Dan Forrester looked exhausted. He sat in the wheelchair Mayor Seitz had brought up from the valley convalescent home, and he was plainly fighting off sleep. He was padded against the cold: a blanket, a windbreaker with hood, flannel shirt and two sweaters, one of which was three sizes too big; that one he wore backward. A .22 bullet would not have reached his skin.
The dairy barn was unheated. Outside, the wind howled at twenty-five miles an hour, with gusts at twice that. It blew thin flurries of snow and sleet. The swaying gasoline lantern threw out a bright ring of light, leaving shadows of lunar blackness in the contours of the concrete barn.
Three men and two women took turns rotating the cement mixer by hand, while others shoveled powders into it. Two of red, one of aluminum powder, while the dry cement mixer turned. When the powders were well mixed, others took them out and put them in cans and jars, then cast plaster of parts around them.

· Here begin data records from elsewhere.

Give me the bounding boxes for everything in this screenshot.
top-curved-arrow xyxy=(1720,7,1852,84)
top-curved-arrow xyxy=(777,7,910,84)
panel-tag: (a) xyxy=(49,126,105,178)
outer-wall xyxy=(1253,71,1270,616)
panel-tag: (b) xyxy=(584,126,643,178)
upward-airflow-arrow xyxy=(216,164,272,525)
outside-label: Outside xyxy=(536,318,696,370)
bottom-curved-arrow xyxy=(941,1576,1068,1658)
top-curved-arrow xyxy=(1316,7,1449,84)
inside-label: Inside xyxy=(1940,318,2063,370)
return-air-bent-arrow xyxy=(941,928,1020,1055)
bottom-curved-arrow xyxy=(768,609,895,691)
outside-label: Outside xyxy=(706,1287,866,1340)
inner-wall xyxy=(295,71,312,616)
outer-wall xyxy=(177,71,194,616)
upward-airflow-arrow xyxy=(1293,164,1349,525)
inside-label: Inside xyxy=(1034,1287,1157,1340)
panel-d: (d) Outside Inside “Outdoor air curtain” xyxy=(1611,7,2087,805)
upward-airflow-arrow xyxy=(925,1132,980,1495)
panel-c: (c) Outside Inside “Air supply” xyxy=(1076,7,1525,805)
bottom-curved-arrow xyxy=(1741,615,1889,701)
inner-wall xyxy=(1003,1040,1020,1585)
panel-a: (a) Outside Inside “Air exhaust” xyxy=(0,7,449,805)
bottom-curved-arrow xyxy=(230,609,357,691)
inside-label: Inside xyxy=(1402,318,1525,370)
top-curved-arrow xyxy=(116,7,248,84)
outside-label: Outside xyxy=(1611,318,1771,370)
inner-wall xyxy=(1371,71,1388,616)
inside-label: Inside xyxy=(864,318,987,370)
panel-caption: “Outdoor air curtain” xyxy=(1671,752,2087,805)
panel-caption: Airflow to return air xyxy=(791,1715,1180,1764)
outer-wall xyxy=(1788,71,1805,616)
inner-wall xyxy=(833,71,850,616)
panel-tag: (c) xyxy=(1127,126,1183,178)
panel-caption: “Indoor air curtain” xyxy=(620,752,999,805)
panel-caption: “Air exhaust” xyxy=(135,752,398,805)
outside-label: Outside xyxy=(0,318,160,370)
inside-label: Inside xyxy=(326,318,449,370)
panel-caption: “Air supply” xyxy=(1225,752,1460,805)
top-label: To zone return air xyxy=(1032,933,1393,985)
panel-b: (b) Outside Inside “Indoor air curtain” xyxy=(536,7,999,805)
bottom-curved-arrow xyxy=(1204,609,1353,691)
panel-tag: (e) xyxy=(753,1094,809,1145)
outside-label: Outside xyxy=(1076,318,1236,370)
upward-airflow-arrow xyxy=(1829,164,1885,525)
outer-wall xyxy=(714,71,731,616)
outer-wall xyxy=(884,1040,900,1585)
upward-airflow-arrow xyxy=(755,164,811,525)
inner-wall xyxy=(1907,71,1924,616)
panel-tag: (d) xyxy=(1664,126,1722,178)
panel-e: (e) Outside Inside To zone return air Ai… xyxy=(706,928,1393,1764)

Maureen Jellison came in and shook the snow from her hair. She watched from the door for a moment, then went to Forrester’s wheelchair. He didn’t see her, and she shook his shoulder. “Dan. Dr. Forrester.”
He looked up with glazed eyes. “Yes?”
“Do you need anything? Coffee? Tea?”
He thought that through, slowly. “No. I don’t drink coffee or tea. Something with sugar in it? A Coke. Or just sugar water. Hot sugar water.”
“Are you sure?”
“Yes, please.” What I need, he thought, is fresh insulin. There’s nobody here who knows how to prepare that. If they ever give me the time I can do it myself, but first… “First thing is to bring the benefits of civilization back to the Stronghold.”
“What?”
“I might have known I’d walk into a war,” he told Maureen. “I was looking for the haves. The have-nots were bound to be somewhere around.”